Creating a torch.rand(6,3) directly on GPU is the fastest operation
However, creating a 6x3 np.array and then transfering it to GPU is yet faster than creating a 6x3 torch.tensor directly on GPU using variables or constants. This is counter intuitive.

rwightman · September 3, 2019, 5:02pm

I’m not understanding what you mean ‘directly on GPU using constants’? There are no constants in Python and any variable in Python exists in the CPU and has to be transferred at some point to the GPU. You can make sure that those tensors are defined and moved to GPU outside of your high frequency loops and not modified, that is as close to constant as you get.

I’m not an expert on the nitty gritty details of CUDA kernels and the specific Pytorch mechanics relating to their handling. I believe a typical kernel launch latency is approx 10us, down to about 5us and up to I’m not sure where. But I’ve seen traces with 50us, etc.

So, if you are doing convolutions or mm with tens of thousands, hundreds of thousand elements, you don’t notice that. But for a tight loop of small operations that could only partially leverage the full parallalelization ability on a modern CPU, you could probably crank out thousands of iterations of your loop (C/C++ optimized) in the time it takes to launch a kernel on the GPU.

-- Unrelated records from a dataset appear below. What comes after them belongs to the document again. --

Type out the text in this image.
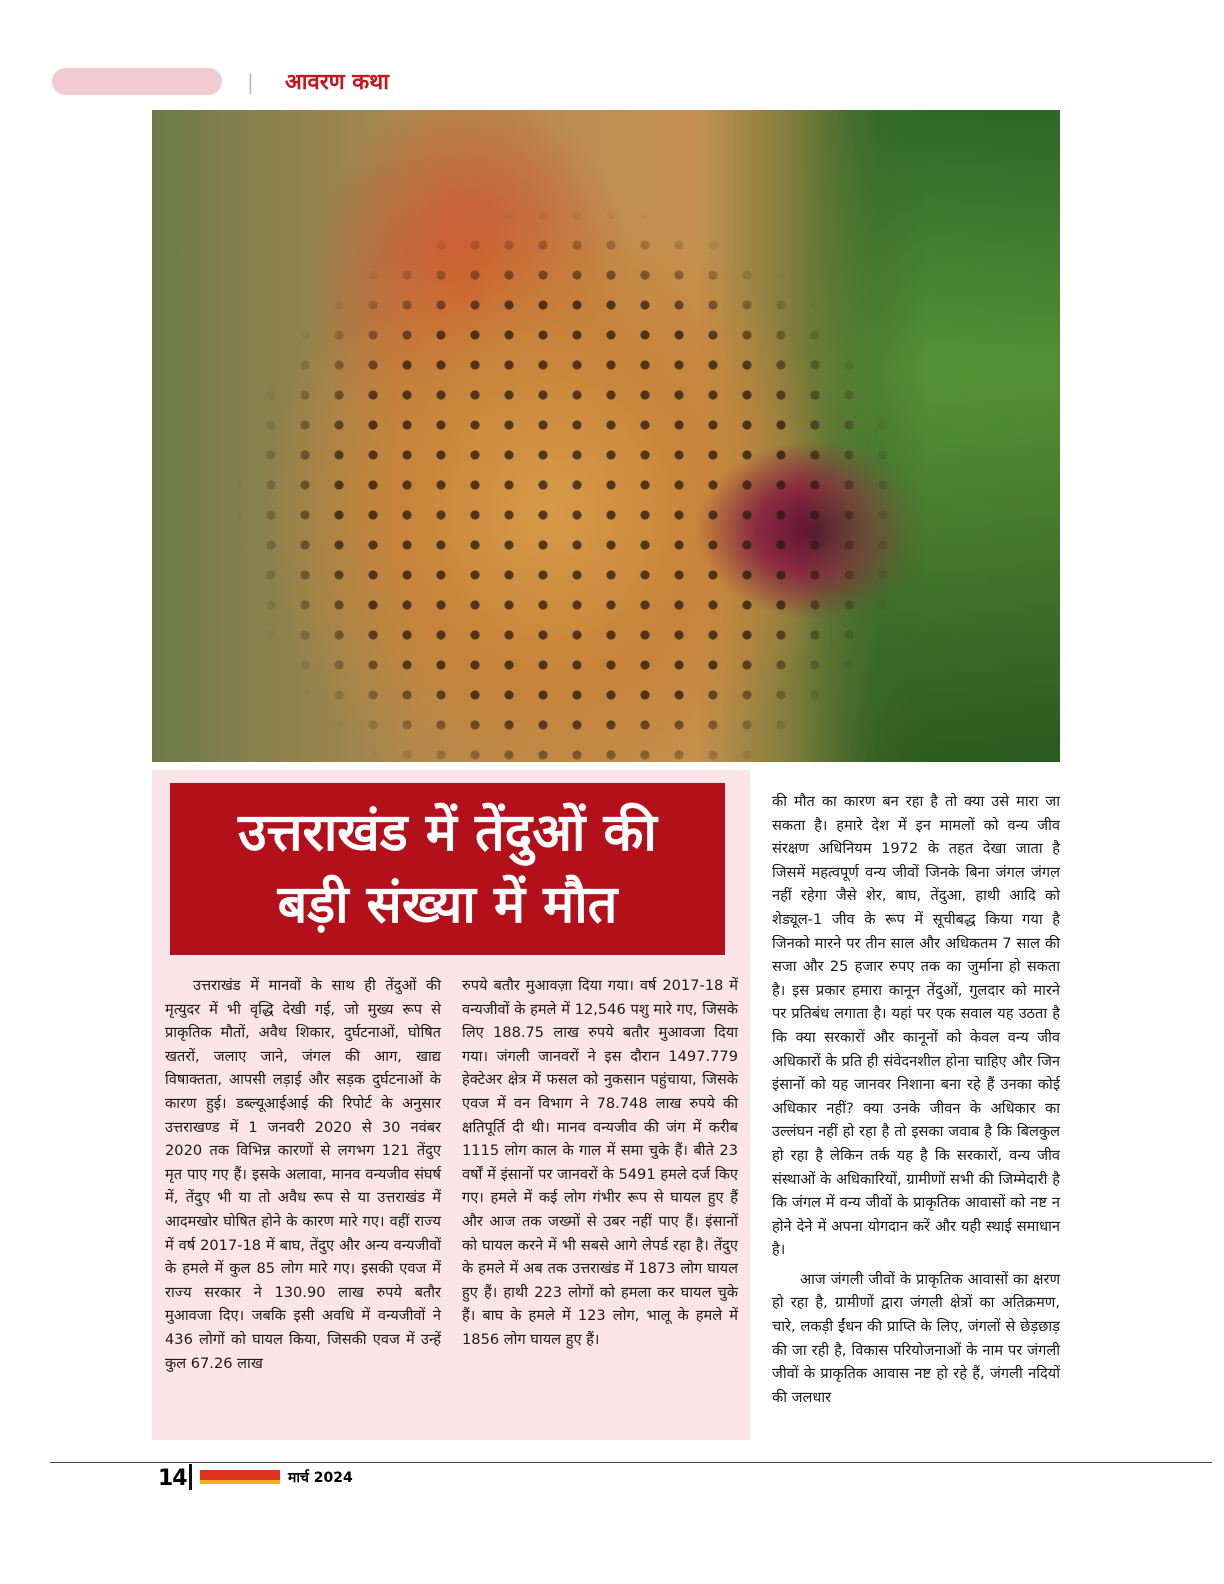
| आवरण कथा
उत्तराखंड में तेंदुओं की
बड़ी संख्या में मौत

उत्तराखंड में मानवों के साथ ही तेंदुओं की मृत्युदर में भी वृद्धि देखी गई, जो मुख्य रूप से प्राकृतिक मौतों, अवैध शिकार, दुर्घटनाओं, घोषित खतरों, जलाए जाने, जंगल की आग, खाद्य विषाक्तता, आपसी लड़ाई और सड़क दुर्घटनाओं के कारण हुई। डब्ल्यूआईआई की रिपोर्ट के अनुसार उत्तराखण्ड में 1 जनवरी 2020 से 30 नवंबर 2020 तक विभिन्न कारणों से लगभग 121 तेंदुए मृत पाए गए हैं। इसके अलावा, मानव वन्यजीव संघर्ष में, तेंदुए भी या तो अवैध रूप से या उत्तराखंड में आदमखोर घोषित होने के कारण मारे गए। वहीं राज्य में वर्ष 2017-18 में बाघ, तेंदुए और अन्य वन्यजीवों के हमले में कुल 85 लोग मारे गए। इसकी एवज में राज्य सरकार ने 130.90 लाख रुपये बतौर मुआवजा दिए। जबकि इसी अवधि में वन्यजीवों ने 436 लोगों को घायल किया, जिसकी एवज में उन्हें कुल 67.26 लाख

रुपये बतौर मुआवज़ा दिया गया। वर्ष 2017-18 में वन्यजीवों के हमले में 12,546 पशु मारे गए, जिसके लिए 188.75 लाख रुपये बतौर मुआवजा दिया गया। जंगली जानवरों ने इस दौरान 1497.779 हेक्टेअर क्षेत्र में फसल को नुकसान पहुंचाया, जिसके एवज में वन विभाग ने 78.748 लाख रुपये की क्षतिपूर्ति दी थी। मानव वन्यजीव की जंग में करीब 1115 लोग काल के गाल में समा चुके हैं। बीते 23 वर्षों में इंसानों पर जानवरों के 5491 हमले दर्ज किए गए। हमले में कई लोग गंभीर रूप से घायल हुए हैं और आज तक जख्मों से उबर नहीं पाए हैं। इंसानों को घायल करने में भी सबसे आगे लेपर्ड रहा है। तेंदुए के हमले में अब तक उत्तराखंड में 1873 लोग घायल हुए हैं। हाथी 223 लोगों को हमला कर घायल चुके हैं। बाघ के हमले में 123 लोग, भालू के हमले में 1856 लोग घायल हुए हैं।

की मौत का कारण बन रहा है तो क्या उसे मारा जा सकता है। हमारे देश में इन मामलों को वन्य जीव संरक्षण अधिनियम 1972 के तहत देखा जाता है जिसमें महत्वपूर्ण वन्य जीवों जिनके बिना जंगल जंगल नहीं रहेगा जैसे शेर, बाघ, तेंदुआ, हाथी आदि को शेड्यूल-1 जीव के रूप में सूचीबद्ध किया गया है जिनको मारने पर तीन साल और अधिकतम 7 साल की सजा और 25 हजार रुपए तक का जुर्माना हो सकता है। इस प्रकार हमारा कानून तेंदुओं, गुलदार को मारने पर प्रतिबंध लगाता है। यहां पर एक सवाल यह उठता है कि क्या सरकारों और कानूनों को केवल वन्य जीव अधिकारों के प्रति ही संवेदनशील होना चाहिए और जिन इंसानों को यह जानवर निशाना बना रहे हैं उनका कोई अधिकार नहीं? क्या उनके जीवन के अधिकार का उल्लंघन नहीं हो रहा है तो इसका जवाब है कि बिलकुल हो रहा है लेकिन तर्क यह है कि सरकारों, वन्य जीव संस्थाओं के अधिकारियों, ग्रामीणों सभी की जिम्मेदारी है कि जंगल में वन्य जीवों के प्राकृतिक आवासों को नष्ट न होने देने में अपना योगदान करें और यही स्थाई समाधान है।

आज जंगली जीवों के प्राकृतिक आवासों का क्षरण हो रहा है, ग्रामीणों द्वारा जंगली क्षेत्रों का अतिक्रमण, चारे, लकड़ी ईंधन की प्राप्ति के लिए, जंगलों से छेड़छाड़ की जा रही है, विकास परियोजनाओं के नाम पर जंगली जीवों के प्राकृतिक आवास नष्ट हो रहे हैं, जंगली नदियों की जलधार

14	मार्च 2024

If you want to keep it a little higher level, maybe use Eigen, you’d get a bit of cross platform ability in the sense that it may be able to leverage a bit of NEON or SSE depending on what platform you compile for.

juanmed · September 4, 2019, 4:47pm

You are right, I meant to say ‘hard-coded floats’. Thanks for the insights on CUDA kernels and Eigen suggestion.